People who deliberately cut themselves with razors, burn themselves with lit cigarettes or pick their skin until it bleeds have often been viewed as attention-seekers - people who simply want to make a statement or frighten others enough to get a rise out of them.

Sadly, self-mutilating behaviours such as these are not simply a cry for attention. People who repeatedly harm themselves on purpose are often using the only coping mechanism they can think of to deal with anxiety or emotional pain.

When life seems out of their control, those who practice self-mutilation are trying to find one thing they can control.

More than anything else, this behaviour is a coping mechanism. When they cut, burn or pick themselves, they feel a release of built up negative feelings such as anger, hurt or frustration.

Part of this can be a psychological feeling that they are 'bleeding out' their problems, but physiologically, endorphins are released when we are injured that are designed to help us out of danger - and this can create a feeling like relief. Most who practice self-mutilation are not suicidal.

Cutting, burning and other similar behaviours are probably more common than you think. Self-mutilation is more common among females than males and usually begins in early adolescence. Most often, those who are doing this go out of their way to hide it. They wear clothing that covers wounds and they may refuse to wear bathing suits or change for gym class when people might see them.

This secrecy can make self-mutilation difficult to detect and deal with.

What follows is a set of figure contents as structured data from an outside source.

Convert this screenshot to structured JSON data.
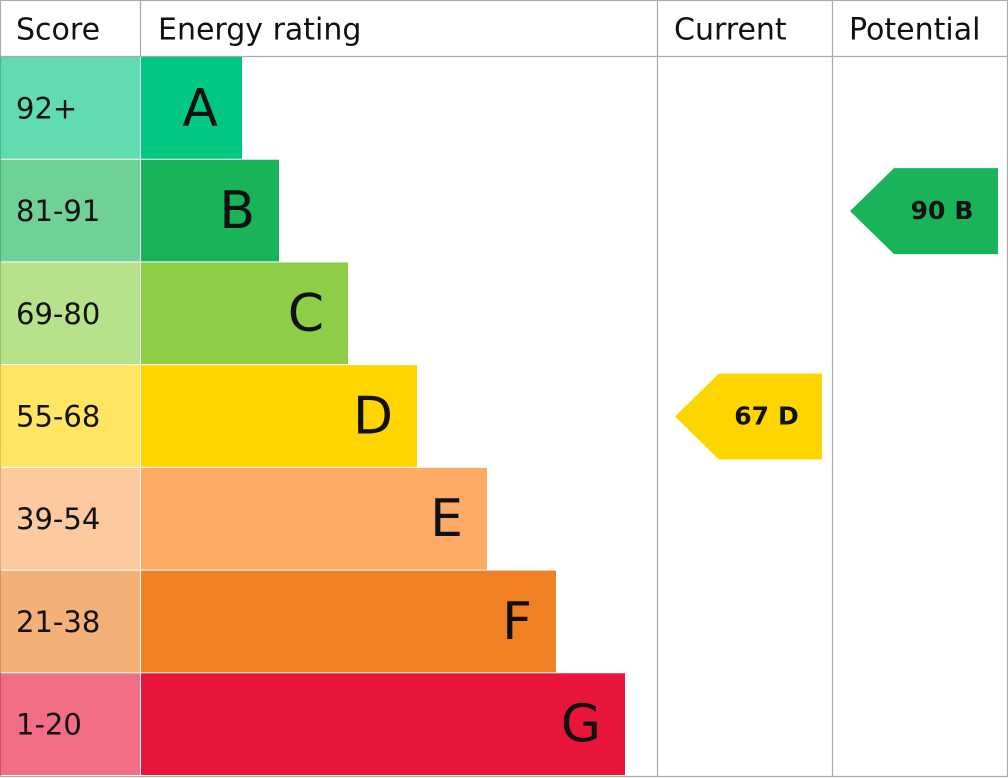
{
  "header": {
    "score": "Score",
    "rating": "Energy rating",
    "current": "Current",
    "potential": "Potential"
  },
  "bands": [
    {
      "score": "92+",
      "letter": "A",
      "color": "#00c781"
    },
    {
      "score": "81-91",
      "letter": "B",
      "color": "#19b459"
    },
    {
      "score": "69-80",
      "letter": "C",
      "color": "#8dce46"
    },
    {
      "score": "55-68",
      "letter": "D",
      "color": "#ffd500"
    },
    {
      "score": "39-54",
      "letter": "E",
      "color": "#fcaa65"
    },
    {
      "score": "21-38",
      "letter": "F",
      "color": "#ef8023"
    },
    {
      "score": "1-20",
      "letter": "G",
      "color": "#e9153b"
    }
  ],
  "current": {
    "score": 67,
    "letter": "D"
  },
  "potential": {
    "score": 90,
    "letter": "B"
  }
}
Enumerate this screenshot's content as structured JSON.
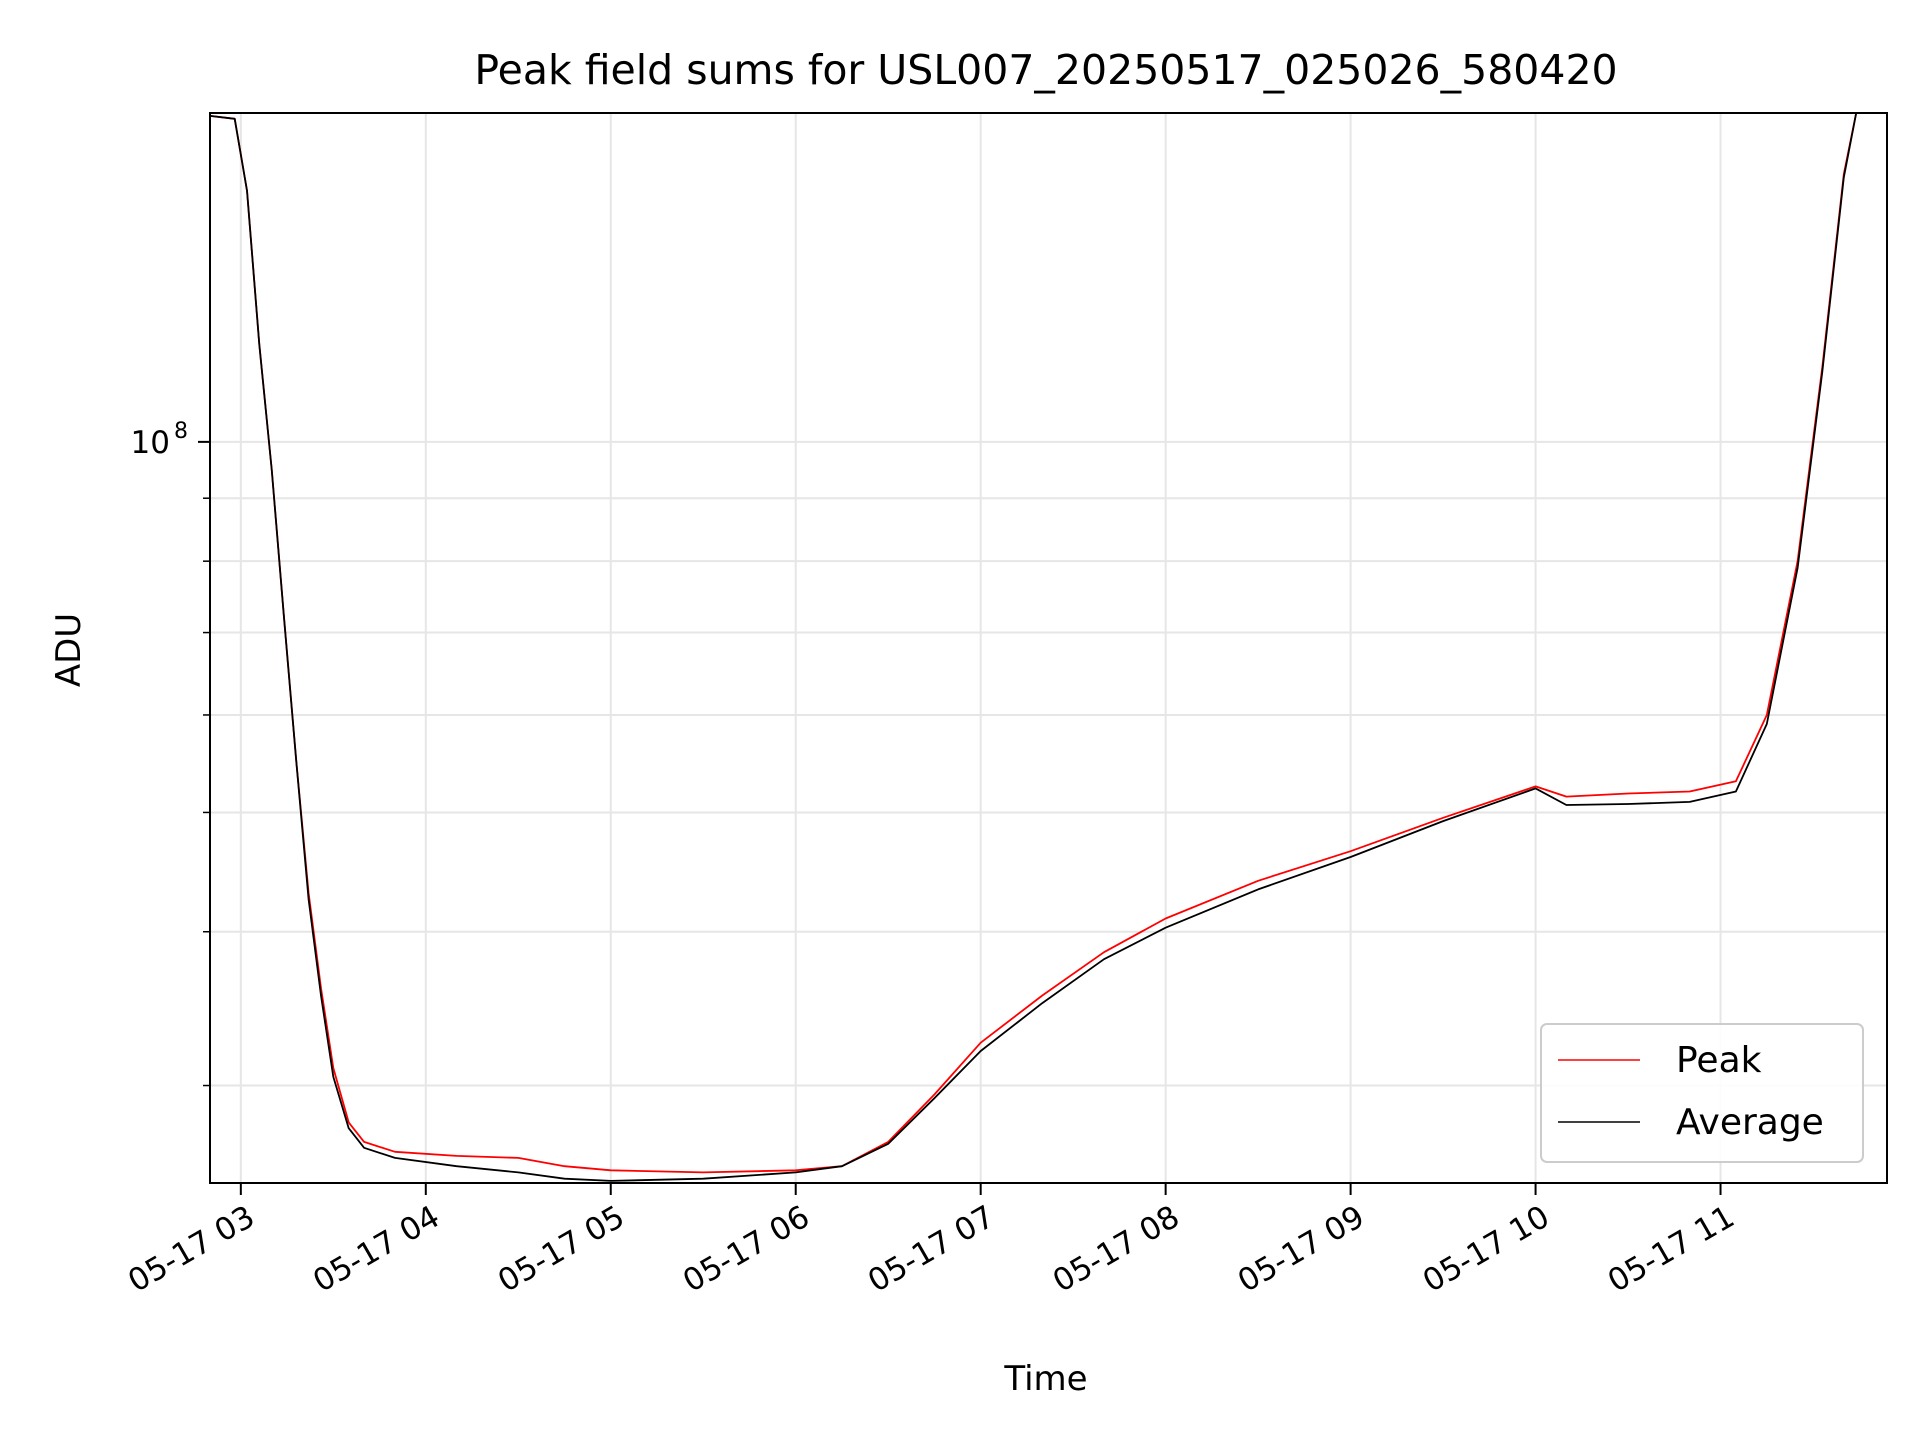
{
  "chart_data": {
    "type": "line",
    "title": "Peak field sums for USL007_20250517_025026_580420",
    "xlabel": "Time",
    "ylabel": "ADU",
    "yscale": "log",
    "x_range": [
      "2025-05-17 02:50",
      "2025-05-17 11:54"
    ],
    "ylim": [
      25000000,
      185000000
    ],
    "x_ticks": [
      "05-17 03",
      "05-17 04",
      "05-17 05",
      "05-17 06",
      "05-17 07",
      "05-17 08",
      "05-17 09",
      "05-17 10",
      "05-17 11"
    ],
    "x_tick_times": [
      "2025-05-17 03:00",
      "2025-05-17 04:00",
      "2025-05-17 05:00",
      "2025-05-17 06:00",
      "2025-05-17 07:00",
      "2025-05-17 08:00",
      "2025-05-17 09:00",
      "2025-05-17 10:00",
      "2025-05-17 11:00"
    ],
    "y_major_ticks": [
      {
        "value": 100000000,
        "base": "10",
        "exp": "8"
      }
    ],
    "y_minor_ticks": [
      30000000,
      40000000,
      50000000,
      60000000,
      70000000,
      80000000,
      90000000,
      200000000
    ],
    "grid": true,
    "legend_position": "lower-right",
    "series": [
      {
        "name": "Peak",
        "color": "#ff0000",
        "x": [
          "2025-05-17 02:50",
          "2025-05-17 02:58",
          "2025-05-17 03:02",
          "2025-05-17 03:06",
          "2025-05-17 03:10",
          "2025-05-17 03:14",
          "2025-05-17 03:18",
          "2025-05-17 03:22",
          "2025-05-17 03:26",
          "2025-05-17 03:30",
          "2025-05-17 03:35",
          "2025-05-17 03:40",
          "2025-05-17 03:50",
          "2025-05-17 04:10",
          "2025-05-17 04:30",
          "2025-05-17 04:45",
          "2025-05-17 05:00",
          "2025-05-17 05:30",
          "2025-05-17 06:00",
          "2025-05-17 06:15",
          "2025-05-17 06:30",
          "2025-05-17 06:45",
          "2025-05-17 07:00",
          "2025-05-17 07:20",
          "2025-05-17 07:40",
          "2025-05-17 08:00",
          "2025-05-17 08:30",
          "2025-05-17 09:00",
          "2025-05-17 09:30",
          "2025-05-17 10:00",
          "2025-05-17 10:10",
          "2025-05-17 10:30",
          "2025-05-17 10:50",
          "2025-05-17 11:05",
          "2025-05-17 11:15",
          "2025-05-17 11:25",
          "2025-05-17 11:33",
          "2025-05-17 11:40",
          "2025-05-17 11:44"
        ],
        "y": [
          184000000,
          183000000,
          160000000,
          120000000,
          95000000,
          72000000,
          55000000,
          43000000,
          36000000,
          31000000,
          28000000,
          27000000,
          26500000,
          26300000,
          26200000,
          25800000,
          25600000,
          25500000,
          25600000,
          25800000,
          27000000,
          29500000,
          32500000,
          35500000,
          38500000,
          41000000,
          44000000,
          46500000,
          49500000,
          52500000,
          51500000,
          51800000,
          52000000,
          53000000,
          60000000,
          80000000,
          115000000,
          165000000,
          185000000
        ]
      },
      {
        "name": "Average",
        "color": "#000000",
        "x": [
          "2025-05-17 02:50",
          "2025-05-17 02:58",
          "2025-05-17 03:02",
          "2025-05-17 03:06",
          "2025-05-17 03:10",
          "2025-05-17 03:14",
          "2025-05-17 03:18",
          "2025-05-17 03:22",
          "2025-05-17 03:26",
          "2025-05-17 03:30",
          "2025-05-17 03:35",
          "2025-05-17 03:40",
          "2025-05-17 03:50",
          "2025-05-17 04:10",
          "2025-05-17 04:30",
          "2025-05-17 04:45",
          "2025-05-17 05:00",
          "2025-05-17 05:30",
          "2025-05-17 06:00",
          "2025-05-17 06:15",
          "2025-05-17 06:30",
          "2025-05-17 06:45",
          "2025-05-17 07:00",
          "2025-05-17 07:20",
          "2025-05-17 07:40",
          "2025-05-17 08:00",
          "2025-05-17 08:30",
          "2025-05-17 09:00",
          "2025-05-17 09:30",
          "2025-05-17 10:00",
          "2025-05-17 10:10",
          "2025-05-17 10:30",
          "2025-05-17 10:50",
          "2025-05-17 11:05",
          "2025-05-17 11:15",
          "2025-05-17 11:25",
          "2025-05-17 11:33",
          "2025-05-17 11:40",
          "2025-05-17 11:44"
        ],
        "y": [
          184000000,
          183000000,
          160000000,
          120000000,
          95000000,
          72000000,
          55000000,
          42500000,
          35500000,
          30500000,
          27700000,
          26700000,
          26200000,
          25800000,
          25500000,
          25200000,
          25100000,
          25200000,
          25500000,
          25800000,
          26900000,
          29300000,
          32000000,
          35000000,
          38000000,
          40300000,
          43300000,
          46000000,
          49200000,
          52300000,
          50700000,
          50800000,
          51000000,
          52000000,
          59000000,
          79000000,
          114000000,
          164000000,
          185000000
        ]
      }
    ]
  }
}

If you are a parent and suspect your child may be practicing self-abusive behaviours, there are a few signs you can look for.

If your teen has frequent or unexplained injuries, wears long pants or sleeves even in hot weather or wants to be alone all the time, this may be a reason. Also, if the child wants to do his or her own laundry or if you notice blood stains on the inside of clothing, these may be signs of self-abuse.

Self-mutilation is not a diagnosis, but a symptom and may not always have the same significance. An individual assessment is necessary to understand the origins and function of the symptom in each case.

This behaviour can occur in conjunction with family problems, drug abuse, depression, anxiety, borderline personality disorder or some combination of these. Treatment will depend on the diagnosis and other elements that are detected.

Although self-mutilation is not the same as suicidal behaviour an dusually does not indicate a wish to die, one per cent of those who harm themselves commit suicid in the following year and up to 10 per cent commit suicide at some time. It is a very common feature of borderline personality disorder, which does carry an increased risk of suicide.

Counselling will always be an important part of treating self-mutilating behaviour. Those who do this need to learn more effective ways to deal with the emotional turmoil and stress that life offers.

If someone you know is self-mutilating, talk to them and encourage them to get help. Talking about it will not make it worse.